- Skinner with the New York Yankees, c. 1922
- Outfielder / Pinch hitter
- Born: June 25, 1897 Douglasville, Georgia, U.S.
- Died: August 4, 1944 (aged 47) Douglasville, Georgia, U.S.
- Batted: LeftThrew: Right

MLB debut
- May 2, 1922, for the New York Yankees

Last MLB appearance
- May 6, 1923, for the Boston Red Sox

MLB statistics
- Batting average: .196
- Home runs: 0
- Runs batted in: 3
- Stats at Baseball Reference

Teams
- New York Yankees (1922); Boston Red Sox (1923);

= Camp Skinner =

American baseball player (1897–1944)

Elisha Harrison "Camp" Skinner (Note: Skinner's 1942 draft registration card lists his name as "Elisha Camp Skinner", which he signed as "E. C. Skinner".) (June 25, 1897 – August 4, 1944) was an American professional baseball outfielder. He was a reserve player and pinch hitter for the 1922 New York Yankees and 1923 Boston Red Sox of Major League Baseball (MLB). Listed at 5 ft 11 in and 165 lb, he batted left-handed and threw right-handed.

==Biography==
Skinner's minor league career spanned 1921 to 1928, with gaps, as he did not play professionally in 1925 or 1927.

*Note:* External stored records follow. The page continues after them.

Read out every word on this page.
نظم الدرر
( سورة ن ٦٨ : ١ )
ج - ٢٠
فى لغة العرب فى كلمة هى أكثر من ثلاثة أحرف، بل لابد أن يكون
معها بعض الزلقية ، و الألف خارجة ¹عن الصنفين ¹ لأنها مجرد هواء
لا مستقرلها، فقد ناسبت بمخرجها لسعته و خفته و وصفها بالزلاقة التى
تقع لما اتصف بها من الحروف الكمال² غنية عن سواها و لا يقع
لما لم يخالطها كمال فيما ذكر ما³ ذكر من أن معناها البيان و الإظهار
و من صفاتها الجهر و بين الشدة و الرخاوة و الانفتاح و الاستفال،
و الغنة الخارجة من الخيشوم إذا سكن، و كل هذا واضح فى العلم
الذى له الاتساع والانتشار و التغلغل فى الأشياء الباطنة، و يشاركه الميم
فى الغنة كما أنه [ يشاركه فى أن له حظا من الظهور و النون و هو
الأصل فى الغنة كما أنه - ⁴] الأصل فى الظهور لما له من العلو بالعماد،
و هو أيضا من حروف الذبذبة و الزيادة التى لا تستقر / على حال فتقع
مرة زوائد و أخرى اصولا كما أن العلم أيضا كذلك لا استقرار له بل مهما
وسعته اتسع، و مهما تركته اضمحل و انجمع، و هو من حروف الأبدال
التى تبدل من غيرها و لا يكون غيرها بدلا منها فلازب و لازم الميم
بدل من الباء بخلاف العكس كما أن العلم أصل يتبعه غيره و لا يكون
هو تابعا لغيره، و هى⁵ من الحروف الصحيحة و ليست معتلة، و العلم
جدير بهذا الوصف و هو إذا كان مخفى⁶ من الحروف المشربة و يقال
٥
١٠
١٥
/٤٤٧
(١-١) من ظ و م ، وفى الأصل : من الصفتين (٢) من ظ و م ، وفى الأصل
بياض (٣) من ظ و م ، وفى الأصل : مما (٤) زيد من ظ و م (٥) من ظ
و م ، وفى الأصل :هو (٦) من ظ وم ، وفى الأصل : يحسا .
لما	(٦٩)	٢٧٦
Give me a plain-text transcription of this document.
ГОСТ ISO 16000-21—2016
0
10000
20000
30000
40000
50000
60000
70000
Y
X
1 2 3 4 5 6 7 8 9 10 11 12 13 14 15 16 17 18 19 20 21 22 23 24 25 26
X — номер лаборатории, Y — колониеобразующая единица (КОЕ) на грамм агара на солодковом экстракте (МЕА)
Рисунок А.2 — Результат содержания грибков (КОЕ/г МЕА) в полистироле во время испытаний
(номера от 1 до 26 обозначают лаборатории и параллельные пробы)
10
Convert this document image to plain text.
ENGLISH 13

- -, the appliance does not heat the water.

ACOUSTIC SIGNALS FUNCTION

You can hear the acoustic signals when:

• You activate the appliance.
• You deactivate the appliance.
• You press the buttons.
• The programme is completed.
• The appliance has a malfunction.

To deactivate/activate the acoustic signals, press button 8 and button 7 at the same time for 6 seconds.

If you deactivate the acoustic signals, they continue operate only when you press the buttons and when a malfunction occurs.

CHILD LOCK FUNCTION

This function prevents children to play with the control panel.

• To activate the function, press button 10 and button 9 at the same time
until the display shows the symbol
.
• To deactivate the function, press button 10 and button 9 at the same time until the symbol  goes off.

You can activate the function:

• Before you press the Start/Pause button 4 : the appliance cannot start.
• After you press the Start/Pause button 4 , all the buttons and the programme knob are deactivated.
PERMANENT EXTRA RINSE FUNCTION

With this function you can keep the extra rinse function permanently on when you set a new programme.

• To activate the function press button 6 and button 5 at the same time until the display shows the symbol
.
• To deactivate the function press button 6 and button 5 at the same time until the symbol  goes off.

His major league career consisted of 27 games for the New York Yankees in 1922, and seven games for the Boston Red Sox in 1923. Prior to the 1923 season, he was traded by New York along with infielder Norm McMillan, pitcher George Murray, and cash to Boston in exchange for pitcher Herb Pennock. Overall, Skinner recorded a .196 batting average with no home runs and three RBIs. Most of his appearances were as a pinch hitter, as he only made six defensive appearances in the outfield (four for New York and two for Boston); (Note: Skinner was Boston's starting centerfield on Opening Day of 1923.) he was not charged with any errors.

Skinner was born in Douglasville, Georgia. He died at the age of 47 in his hometown and was buried there.